Early this spring and since, I have joked with friends that leaving my job wouldn't really hit me until after Ragdale and the Harper Q&A, and that has proven true. I left my office design day-job in March and launched in to one of the busiest, most heavily-travelled, most densely-scheduled 7 months of my working life, and now I face an empty calendar for the first time since...college? Emptiness is relative: CAKE work could grow to fill any gap, freelance gigs bounce through, holiday travel & festivities approach. But when I wake up every day, I don't have an obvious, pressing, "DO THIS THING ABOVE ALL ELSE SO I HAVE TIME TOMORROW TO DO THOSE THREE THINGS" task.
It's weird.
And unsettling.
And good?
I've known for years that the pace I was working myself was unsustainable, but even through the stress-tears I loved it. I love feeling busy, I love the work that I get to do, I love thinking hard and trying to get better at my craft and taking each new gig, no matter how far from my big-vision projects, as a way to improve. I'm also competitive with myself: "I did X things last year, I'd better do X+5 things this year!" I don't think those are necessarily bad traits, but I lost things in the shuffle that I want to reclaim.

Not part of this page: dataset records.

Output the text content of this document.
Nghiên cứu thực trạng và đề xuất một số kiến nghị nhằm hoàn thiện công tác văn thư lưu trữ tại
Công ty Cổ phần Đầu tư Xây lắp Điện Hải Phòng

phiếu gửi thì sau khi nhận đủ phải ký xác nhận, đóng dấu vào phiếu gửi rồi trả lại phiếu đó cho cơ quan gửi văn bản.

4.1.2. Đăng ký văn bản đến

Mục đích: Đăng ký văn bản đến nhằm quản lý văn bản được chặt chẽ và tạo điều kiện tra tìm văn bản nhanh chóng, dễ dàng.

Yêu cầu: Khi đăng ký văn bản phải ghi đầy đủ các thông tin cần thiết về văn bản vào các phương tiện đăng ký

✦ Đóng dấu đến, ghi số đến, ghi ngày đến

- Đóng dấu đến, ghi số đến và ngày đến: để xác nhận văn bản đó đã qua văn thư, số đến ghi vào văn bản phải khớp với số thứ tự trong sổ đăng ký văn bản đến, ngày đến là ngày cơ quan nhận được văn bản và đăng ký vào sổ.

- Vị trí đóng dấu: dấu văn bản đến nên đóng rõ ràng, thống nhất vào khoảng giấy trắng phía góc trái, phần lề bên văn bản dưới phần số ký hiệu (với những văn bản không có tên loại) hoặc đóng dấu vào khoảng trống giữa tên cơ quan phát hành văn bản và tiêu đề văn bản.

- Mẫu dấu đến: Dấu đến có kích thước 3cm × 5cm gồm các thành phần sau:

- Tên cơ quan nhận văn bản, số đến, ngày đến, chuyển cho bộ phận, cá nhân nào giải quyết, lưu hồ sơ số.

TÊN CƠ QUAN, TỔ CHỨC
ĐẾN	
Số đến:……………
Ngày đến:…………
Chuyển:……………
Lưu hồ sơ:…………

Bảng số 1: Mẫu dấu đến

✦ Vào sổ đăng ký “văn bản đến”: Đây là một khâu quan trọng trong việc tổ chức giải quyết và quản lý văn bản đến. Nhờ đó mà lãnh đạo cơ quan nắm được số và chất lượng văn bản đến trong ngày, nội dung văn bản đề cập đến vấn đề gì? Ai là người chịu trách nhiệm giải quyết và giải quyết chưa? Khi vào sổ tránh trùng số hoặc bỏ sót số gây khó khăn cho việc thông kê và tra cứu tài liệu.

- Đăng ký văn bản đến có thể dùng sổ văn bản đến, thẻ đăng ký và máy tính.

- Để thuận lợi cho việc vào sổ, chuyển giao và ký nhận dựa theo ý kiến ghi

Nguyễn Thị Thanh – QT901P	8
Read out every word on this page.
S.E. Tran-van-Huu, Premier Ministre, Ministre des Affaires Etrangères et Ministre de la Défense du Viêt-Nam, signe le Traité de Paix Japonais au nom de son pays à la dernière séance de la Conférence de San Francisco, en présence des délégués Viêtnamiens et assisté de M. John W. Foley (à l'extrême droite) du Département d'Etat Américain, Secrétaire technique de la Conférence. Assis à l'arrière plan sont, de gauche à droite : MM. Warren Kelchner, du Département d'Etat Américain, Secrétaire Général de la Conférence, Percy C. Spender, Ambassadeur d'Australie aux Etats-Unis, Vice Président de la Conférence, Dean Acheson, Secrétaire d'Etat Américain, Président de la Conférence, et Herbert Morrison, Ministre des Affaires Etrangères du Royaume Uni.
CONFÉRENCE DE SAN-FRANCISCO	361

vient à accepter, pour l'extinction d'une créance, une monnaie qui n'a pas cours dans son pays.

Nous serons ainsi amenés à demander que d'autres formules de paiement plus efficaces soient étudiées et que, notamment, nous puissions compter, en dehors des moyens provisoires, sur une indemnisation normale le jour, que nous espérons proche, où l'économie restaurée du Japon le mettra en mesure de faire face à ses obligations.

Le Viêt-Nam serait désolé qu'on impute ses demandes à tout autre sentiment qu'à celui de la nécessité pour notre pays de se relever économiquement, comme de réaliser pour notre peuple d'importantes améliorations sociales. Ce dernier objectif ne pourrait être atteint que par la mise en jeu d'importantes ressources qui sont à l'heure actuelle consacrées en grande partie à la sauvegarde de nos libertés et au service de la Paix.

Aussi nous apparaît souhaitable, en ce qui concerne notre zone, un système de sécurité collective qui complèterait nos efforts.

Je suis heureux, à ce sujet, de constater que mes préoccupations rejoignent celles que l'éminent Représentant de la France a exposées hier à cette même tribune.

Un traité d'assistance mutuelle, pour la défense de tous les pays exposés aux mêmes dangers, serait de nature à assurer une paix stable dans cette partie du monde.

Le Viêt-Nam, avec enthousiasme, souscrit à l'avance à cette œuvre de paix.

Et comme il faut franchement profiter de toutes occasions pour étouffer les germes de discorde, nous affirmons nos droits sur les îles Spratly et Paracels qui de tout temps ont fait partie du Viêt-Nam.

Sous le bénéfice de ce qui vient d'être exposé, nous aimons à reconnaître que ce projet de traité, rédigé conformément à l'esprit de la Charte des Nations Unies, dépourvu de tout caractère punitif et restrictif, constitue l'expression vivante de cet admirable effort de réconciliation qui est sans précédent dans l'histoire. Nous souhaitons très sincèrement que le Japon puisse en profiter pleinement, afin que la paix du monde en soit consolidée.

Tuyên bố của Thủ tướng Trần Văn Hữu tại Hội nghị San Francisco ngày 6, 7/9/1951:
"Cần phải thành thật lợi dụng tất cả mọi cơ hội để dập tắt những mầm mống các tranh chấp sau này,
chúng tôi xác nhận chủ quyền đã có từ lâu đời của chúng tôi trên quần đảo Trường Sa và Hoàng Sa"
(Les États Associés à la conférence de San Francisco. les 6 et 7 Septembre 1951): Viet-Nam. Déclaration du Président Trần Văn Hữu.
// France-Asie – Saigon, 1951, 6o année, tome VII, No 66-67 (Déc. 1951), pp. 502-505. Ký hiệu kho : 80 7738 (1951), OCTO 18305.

It felt shocking working at my sketchbook at Ragdale to realize how long it had been since I let myself play at drawing. Or read for fun. Or exercise with any feeling other than frustrated, increasingly out-of-shape, begrudging obligation. Just three years ago, those were the Big Three identifiers for who I am (big lifting! big drawing! big reading!) and they were slowly edged out of my life, and my experiment moving forward into this Great Unscheduled Beyond is to figure out how to sustainably bring them back in while also working on Big Vision projects. (Up next: continuing research & mapping out the next big book.)
It has been a disorienting and difficult past two weeks, and I'm writing from the middle of it. I don't have an answer for how to do this, but I know it will never be easier than now to figure out; life has a way of getting more complicated rather than less. This seems like a good challenge. Wish me luck.